Great content, thanks. Once you build the graph why do you use the LLM for the communities detection instead of a built-in algo on neo4j?
Hi Mervin, can you implement this inside of obsidian notes? How will we go about using inside of Obsidian and still maintain the ability of the LLM, I'm mainly using local LLM Models.
Isn't it easier to just generate graphml files during indexing and importing the graphml files? I have not used Neo4j graphml import but works fine in Gephi.
Can you please demo with Gemini api for graphrag?
Can it be done 100% totally locally using Ollama. Can you tell complete setup in a single video. Thanks
If I want the "source data" to be in portuguese, would I have to change all the prompts to portuguese as well?
Again an informative video👍
are there steps that by default use cpu when they could be gpu?
Hi, I have a question about the "local" and "global search" functions in GraphRAG. What are the differences between them, considering that the data source is the books.txt file?
Global Search uses whole dataset reasoning with LLM-generated community reports from the graph hierarchy. It employs a map-reduce approach and is suitable for holistic questions about the entire dataset, like identifying main themes. This method requires extensive configuration parameters, including map-reduce prompts and general knowledge inclusion.
Local Search focuses on entity-based reasoning using structured data from the knowledge graph and unstructured data from input documents. It is ideal for questions about specific entities and their properties. This approach uses entities and their information and has a simpler set of configuration parameters.
mer.vin/2024/07/graphrag-neo4j/
@@MervinPraisonso could I think of it like this: global search - here are twenty documents and what are the overarching themes?

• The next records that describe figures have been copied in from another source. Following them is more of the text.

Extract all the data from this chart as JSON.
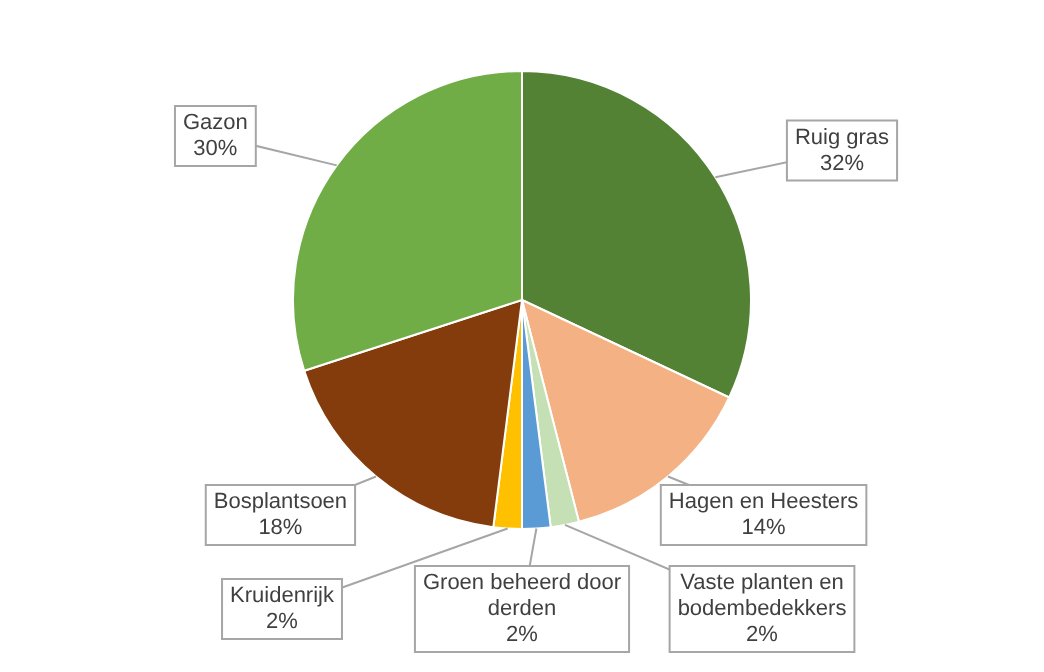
{
  "chart_data": {
    "type": "pie",
    "categories": [
      "Ruig gras",
      "Hagen en Heesters",
      "Vaste planten en bodembedekkers",
      "Groen beheerd door derden",
      "Kruidenrijk",
      "Bosplantsoen",
      "Gazon"
    ],
    "values": [
      32,
      14,
      2,
      2,
      2,
      18,
      30
    ],
    "value_labels": [
      "32%",
      "14%",
      "2%",
      "2%",
      "2%",
      "18%",
      "30%"
    ],
    "colors": [
      "#548235",
      "#f4b183",
      "#c5e0b4",
      "#5b9bd5",
      "#ffc000",
      "#843c0c",
      "#70ad47"
    ],
    "legend": false
  }
}
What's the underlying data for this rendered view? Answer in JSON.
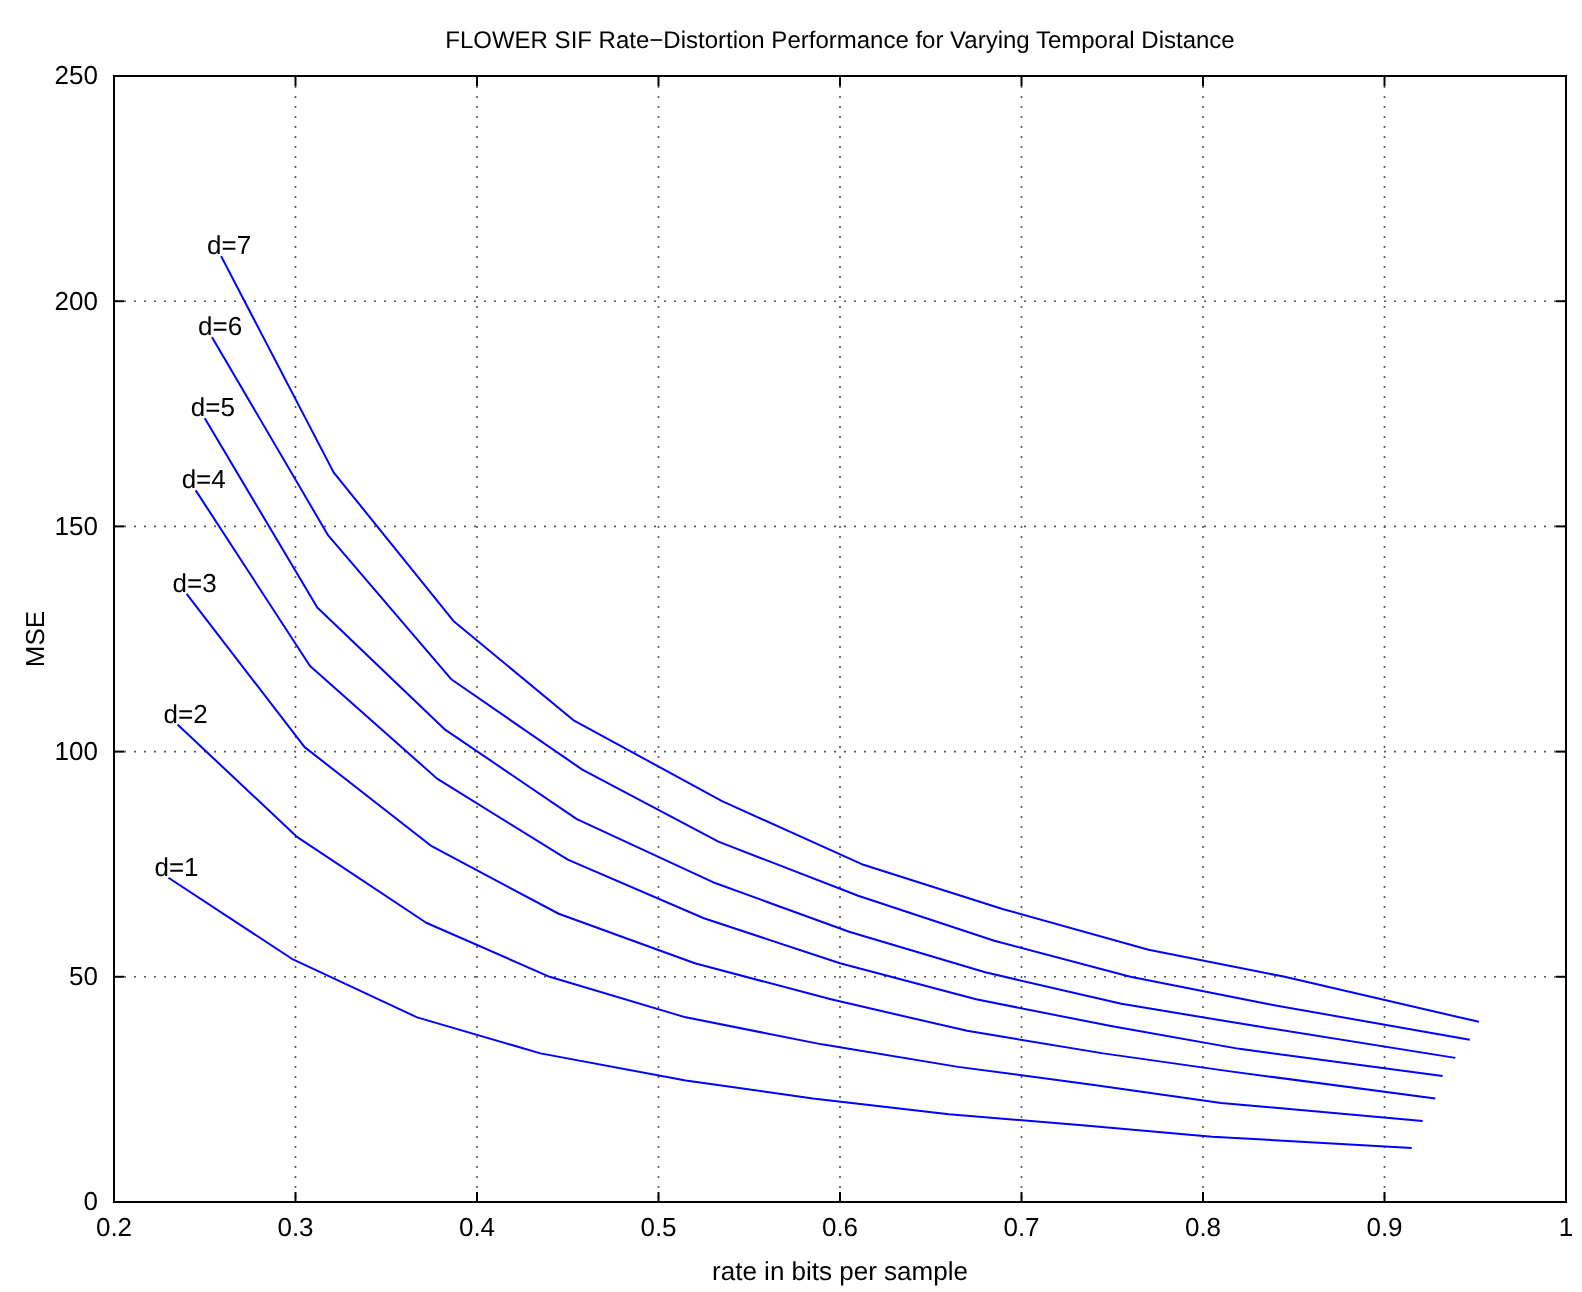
{
  "chart_data": {
    "type": "line",
    "title": "FLOWER SIF Rate−Distortion Performance for Varying Temporal Distance",
    "xlabel": "rate in bits per sample",
    "ylabel": "MSE",
    "xlim": [
      0.2,
      1
    ],
    "ylim": [
      0,
      250
    ],
    "xticks": [
      0.2,
      0.3,
      0.4,
      0.5,
      0.6,
      0.7,
      0.8,
      0.9,
      1
    ],
    "yticks": [
      0,
      50,
      100,
      150,
      200,
      250
    ],
    "grid": true,
    "marker": "none",
    "line_style": "solid",
    "series": [
      {
        "name": "d=1",
        "color": "#0000ff",
        "x": [
          0.23,
          0.298,
          0.367,
          0.435,
          0.515,
          0.585,
          0.66,
          0.735,
          0.805,
          0.915
        ],
        "values": [
          72,
          54,
          41,
          33,
          27,
          23,
          19.5,
          17,
          14.5,
          12
        ]
      },
      {
        "name": "d=2",
        "color": "#0000ff",
        "x": [
          0.235,
          0.301,
          0.372,
          0.44,
          0.515,
          0.59,
          0.665,
          0.74,
          0.81,
          0.921
        ],
        "values": [
          106,
          81,
          62,
          50,
          41,
          35,
          30,
          26,
          22,
          18
        ]
      },
      {
        "name": "d=3",
        "color": "#0000ff",
        "x": [
          0.24,
          0.305,
          0.375,
          0.445,
          0.52,
          0.595,
          0.67,
          0.745,
          0.815,
          0.928
        ],
        "values": [
          135,
          101,
          79,
          64,
          53,
          45,
          38,
          33,
          29,
          23
        ]
      },
      {
        "name": "d=4",
        "color": "#0000ff",
        "x": [
          0.245,
          0.308,
          0.378,
          0.45,
          0.525,
          0.6,
          0.675,
          0.75,
          0.82,
          0.932
        ],
        "values": [
          158,
          119,
          94,
          76,
          63,
          53,
          45,
          39,
          34,
          28
        ]
      },
      {
        "name": "d=5",
        "color": "#0000ff",
        "x": [
          0.25,
          0.312,
          0.382,
          0.455,
          0.53,
          0.605,
          0.68,
          0.755,
          0.83,
          0.939
        ],
        "values": [
          174,
          132,
          105,
          85,
          71,
          60,
          51,
          44,
          39,
          32
        ]
      },
      {
        "name": "d=6",
        "color": "#0000ff",
        "x": [
          0.254,
          0.318,
          0.386,
          0.458,
          0.533,
          0.61,
          0.685,
          0.76,
          0.835,
          0.947
        ],
        "values": [
          192,
          148,
          116,
          96,
          80,
          68,
          58,
          50,
          44,
          36
        ]
      },
      {
        "name": "d=7",
        "color": "#0000ff",
        "x": [
          0.259,
          0.321,
          0.387,
          0.453,
          0.535,
          0.612,
          0.69,
          0.77,
          0.845,
          0.952
        ],
        "values": [
          210,
          162,
          129,
          107,
          89,
          75,
          65,
          56,
          50,
          40
        ]
      }
    ]
  }
}
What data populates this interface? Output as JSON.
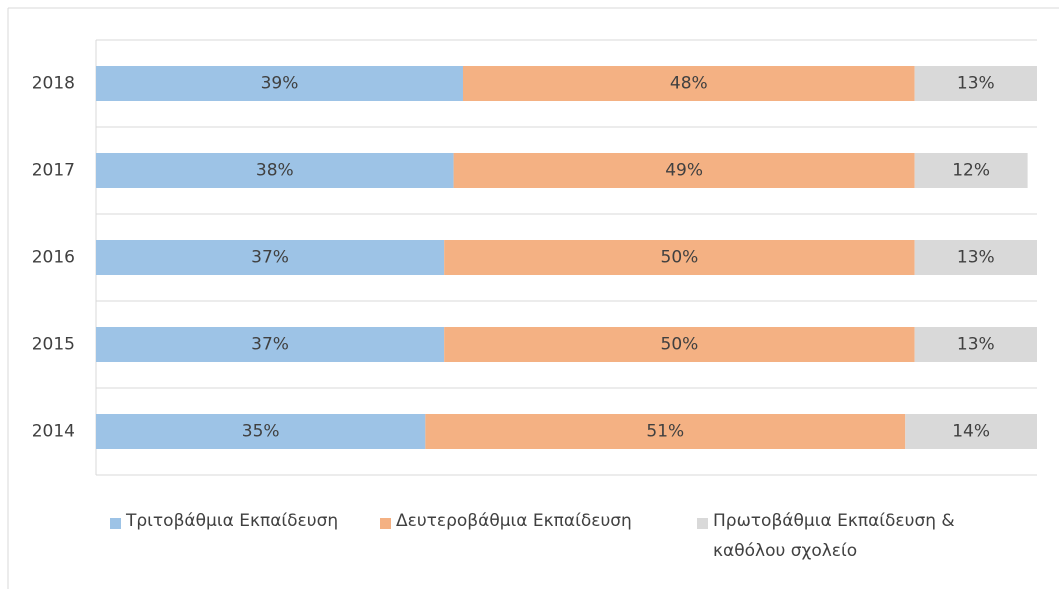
{
  "chart_data": {
    "type": "stacked-bar-horizontal",
    "categories": [
      "2018",
      "2017",
      "2016",
      "2015",
      "2014"
    ],
    "xlim": [
      0,
      100
    ],
    "series": [
      {
        "name": "Τριτοβάθμια Εκπαίδευση",
        "color": "#9dc3e6",
        "values": [
          39,
          38,
          37,
          37,
          35
        ],
        "value_labels": [
          "39%",
          "38%",
          "37%",
          "37%",
          "35%"
        ]
      },
      {
        "name": "Δευτεροβάθμια Εκπαίδευση",
        "color": "#f4b183",
        "values": [
          48,
          49,
          50,
          50,
          51
        ],
        "value_labels": [
          "48%",
          "49%",
          "50%",
          "50%",
          "51%"
        ]
      },
      {
        "name": "Πρωτοβάθμια Εκπαίδευση & καθόλου σχολείο",
        "color": "#d9d9d9",
        "values": [
          13,
          12,
          13,
          13,
          14
        ],
        "value_labels": [
          "13%",
          "12%",
          "13%",
          "13%",
          "14%"
        ]
      }
    ]
  }
}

Local search - what did John say to same in document 2 about x topic? (Ie much more specific)
@@nexuslux the global search takes all community summaries, sends them packed together to the LLM (multiple calls) and generates prototype answers and then combines them to a final answer. Quite expensive in terms of tokens. Would be better to rank and select only the top-relevant communities (either by embeddings or by entities contained)
@@nexuslux Local search starts with the entity embeddings, finds top-k (10), and then includes relationships between them and outwards from the set (limited), then adds text-units, communiy reports, claims and findings for these entities until the token-space is filled.
Can we transform structure data also using GraphRAG?
You can directly make the files in csv format while generating indexes
this mouse is neat, what is your recording software
i have neo4j running but the python import of neo4j fails. :(
can you tell how to show source documents ??
what if I want to use my own UI for neo4j visualisations, is there a way to render that in a custom UI?